Abstract

This chapter discusses properties affecting thin film applications and resulting devices that have been developed since sputtered TiNi thin film with shape memory properties was first demonstrated in 1989. As the shape memory alloy technology has matured, the material has gradually gained acceptance. TiNi thin film shape memory alloy (SMA) exhibits intrinsic characteristics similar to bulk nitinol: large stress and strain, long fatigue life, biocompatibility, high resistance to chemical corrosion, and electrical properties that are well matched to joule heating applications. In addition, thin film dissipates heat rapidly so that it can be thermally cycled in milliseconds. These properties make TiNi thin film useful in making microactuators. Microelectromechanical (MEMS) processes – specifically photolithography, chemical etching, and use of sacrificial layers to fabricate complex microstructures – combine TiNi thin film with silicon to provide a versatile platform for fabrication of microdevices. A variety of microdevices have been developed in several laboratories, including valves, pumps, optical and electrical switches and intravascular devices.

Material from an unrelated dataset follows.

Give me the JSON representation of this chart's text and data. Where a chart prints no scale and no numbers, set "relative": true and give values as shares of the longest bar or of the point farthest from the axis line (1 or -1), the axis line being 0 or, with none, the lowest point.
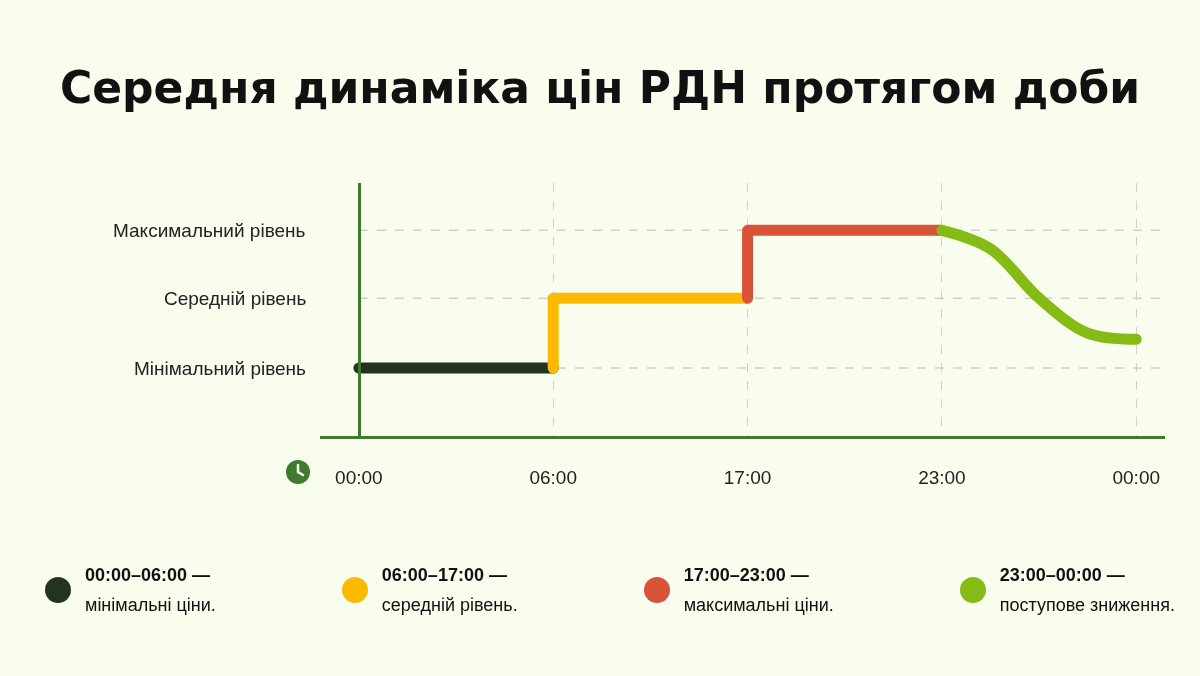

Interest in thin film applications is increasing as evidenced by the number of recent publications and patents issued. Intravascular medical devices are currently in clinical trials. The future for thin film devices, especially in medical devices, seems assured despite the fact that to this day no “killer application” has emerged.

Introduction to TiNi thin film applications

This chapter provides an overview of shape memory alloy thin film applications since TiNi thin film, developed with support from a National Aeronautics and Space Administration Small Business Innovation Research contract, was introduced at the Engineering Aspects of Shape Memory Alloy Conference in Lansing, MI in 1989.